Dünyanın küçüldüğü, değerlerin ve kültürel kimliğin daima dış tehditlere maruz kaldığı bir çağdayız. Çocuklardan başlamak üzere toplumun tümü tehdit altındadır. Çocuklarımızı bu tehlikelerden koruyamadığımız gibi onlar için alternatif üretme konusunda da tembeliz. Hal böyle olunca çocuklarımız, gençlerimiz savrulup duruyor.
Ailelerimiz çocuklarını yetiştirirken nelere dikkat etmekte, neleri öncelemekteler? Ailelerimizi çocuklarının hangi halleri mutlu kılmaktadır? Okula, çevreye ve topluma baktığımızda ailelerimiz için en önemli ve tek öncelik akademik başarıdır! Çocuğunun durumunu takip eden bir aile, okula gittiğinde tek bir şeyi soruyor: Dersler nasıl? Dersler çok iyi ama dersten ders çıkarabilmiş değiliz!
Kimse de çocuğumun ahlakî ve sosyal durumu, saygısı, sevgisi ne durumdadır, diye sormuyor. Neden sormuyorlar diye düşündüğümüzde garip bir manzara çıkıyor ortaya. Herkes çocuğuna çok güveniyor, herkes çocuğunu biricik ve özellikli görüyor.
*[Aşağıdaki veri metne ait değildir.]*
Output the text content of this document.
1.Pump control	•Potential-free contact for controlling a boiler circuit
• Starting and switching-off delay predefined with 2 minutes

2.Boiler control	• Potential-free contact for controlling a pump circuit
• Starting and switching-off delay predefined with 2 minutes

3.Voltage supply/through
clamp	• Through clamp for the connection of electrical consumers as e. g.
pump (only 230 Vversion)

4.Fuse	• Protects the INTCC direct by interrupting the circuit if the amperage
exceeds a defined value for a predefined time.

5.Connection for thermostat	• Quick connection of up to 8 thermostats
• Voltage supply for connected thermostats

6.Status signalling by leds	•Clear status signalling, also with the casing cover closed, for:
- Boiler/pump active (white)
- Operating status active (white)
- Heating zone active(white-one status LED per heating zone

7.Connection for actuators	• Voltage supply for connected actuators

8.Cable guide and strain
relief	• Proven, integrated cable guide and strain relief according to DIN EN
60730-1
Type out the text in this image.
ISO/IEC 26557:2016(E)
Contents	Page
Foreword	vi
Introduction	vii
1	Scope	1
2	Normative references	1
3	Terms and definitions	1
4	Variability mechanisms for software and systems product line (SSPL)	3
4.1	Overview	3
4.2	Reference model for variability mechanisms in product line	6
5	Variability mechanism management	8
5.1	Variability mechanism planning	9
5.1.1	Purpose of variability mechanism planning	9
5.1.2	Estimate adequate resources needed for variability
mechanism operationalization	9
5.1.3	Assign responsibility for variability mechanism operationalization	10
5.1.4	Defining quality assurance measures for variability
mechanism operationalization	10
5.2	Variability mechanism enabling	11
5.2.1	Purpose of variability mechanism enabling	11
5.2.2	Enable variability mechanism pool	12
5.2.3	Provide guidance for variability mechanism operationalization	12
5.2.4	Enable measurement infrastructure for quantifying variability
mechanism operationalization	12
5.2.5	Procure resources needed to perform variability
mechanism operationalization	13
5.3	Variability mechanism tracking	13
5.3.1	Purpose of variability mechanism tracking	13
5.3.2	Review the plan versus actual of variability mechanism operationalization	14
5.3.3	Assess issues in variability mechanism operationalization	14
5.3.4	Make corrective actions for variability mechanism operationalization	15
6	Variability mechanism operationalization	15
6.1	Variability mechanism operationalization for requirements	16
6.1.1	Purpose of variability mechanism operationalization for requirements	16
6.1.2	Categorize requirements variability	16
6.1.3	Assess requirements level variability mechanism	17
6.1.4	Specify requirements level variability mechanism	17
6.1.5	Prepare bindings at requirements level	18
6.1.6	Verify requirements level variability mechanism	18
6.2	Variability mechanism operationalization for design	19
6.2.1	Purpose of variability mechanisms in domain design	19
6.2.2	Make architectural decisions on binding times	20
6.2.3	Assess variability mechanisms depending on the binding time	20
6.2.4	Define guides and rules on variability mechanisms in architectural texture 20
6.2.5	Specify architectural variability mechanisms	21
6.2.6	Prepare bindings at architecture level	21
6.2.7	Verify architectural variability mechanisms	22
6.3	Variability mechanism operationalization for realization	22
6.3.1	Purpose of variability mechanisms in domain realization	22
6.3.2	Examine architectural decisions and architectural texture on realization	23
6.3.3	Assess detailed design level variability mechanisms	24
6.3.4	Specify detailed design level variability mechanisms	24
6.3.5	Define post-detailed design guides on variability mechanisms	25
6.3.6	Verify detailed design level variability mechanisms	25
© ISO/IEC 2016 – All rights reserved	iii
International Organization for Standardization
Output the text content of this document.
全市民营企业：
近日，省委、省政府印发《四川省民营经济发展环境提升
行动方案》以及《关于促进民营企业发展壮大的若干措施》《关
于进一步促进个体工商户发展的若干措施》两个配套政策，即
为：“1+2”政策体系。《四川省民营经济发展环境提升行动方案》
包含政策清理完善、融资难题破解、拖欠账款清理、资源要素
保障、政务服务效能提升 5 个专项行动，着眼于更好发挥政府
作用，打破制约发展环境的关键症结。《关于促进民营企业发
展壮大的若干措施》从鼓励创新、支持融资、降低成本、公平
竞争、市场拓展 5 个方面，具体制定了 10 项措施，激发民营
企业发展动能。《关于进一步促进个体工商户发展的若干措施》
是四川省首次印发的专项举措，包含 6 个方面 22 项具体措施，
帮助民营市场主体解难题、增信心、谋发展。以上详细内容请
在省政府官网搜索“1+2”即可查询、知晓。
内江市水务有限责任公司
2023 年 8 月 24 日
Çocuğu kopya çektiği için okula gelen bir veli şöyle diyor: “Benim çocuğum asla kopya çekmez, ben çocuğuma güveniyorum, çocuğum yalan söylemez!” Bu durum şudur: Yalan söyleyen öğretmen var! Vay yalancı öğretmen, gel bakalım buraya, sen nasıl bu çocuğa iftira atarsın! Evet, öğretmen kabahatli oluyor. Çünkü başarıya giden her yol mübahtır anlayışı yerleşti. Dolayısıyla kopya çekmek de soruları çalmak da serbesttir! Çocuk başarılı olsun da ahlak önemli değil!
Kişisel başarıyı kutsal hale geldik. Bu kişisellik, bencil bir gençliği doğuruyor. Sonunda birbirinden habersiz, birbirini umursamayan, saygısız, kıymet bilmeyen, vefadan ve fedakârlıktan uzak bir nesil ile karşı karşıya kalıyoruz. İşte böyle bir nesil, gelenek, âdet, örf, töre ve inançtan mahrum yetişiyor. İnsanı insan yapan böyle değerlerden mahrum bir gençliğin doldurduğu sokaklar, meydanlar, mesire yerleri, topluma açık her yer bizler için içler acısı manzaralar ile doludur. Ramazan ayının manevî havasını bile teneffüs etmekten aciz böylesi vurdumduymaz gençler başarılı olsa ne yazar! Sınırsız hak talep eden, büyüklere hürmet göstermeyen ve sorumluluktan kaçan bir gençlik için seçilme yaşını 18’e indirsek ne olur! Ağzında argodan öte küfür taşıyan ve dini değerlerle alay eden birisinin, TC kimlik kartı taşıması ve kimliğinde dininin İslam yazıyor olması neye yarar!
Yazar Vehbi Vakkasoğlu, "Dün Çanakkale’yi geçemeyenler, bugün ailemizi geçmek ve ezmek istemekteler. Dolayısıyla bugünün Çanakkale’si ailedir. Onlar şimdi son kalemiz olan ailemizi temelden yıkmak istiyorlar" diyor. Evet, aile bizim kalemiz, dayanağımız, toplumu ve milleti var eden sarsılmaz gücümüzdür. Ailelerimiz, sadece başarıyı önemserse çocuklarını toplumdan koparmış ve fedakârlıktan mahrum bırakmış olacaklardır. Her şeyden önce iyi bir insan olabilmeyi gaye edinmek gerekir.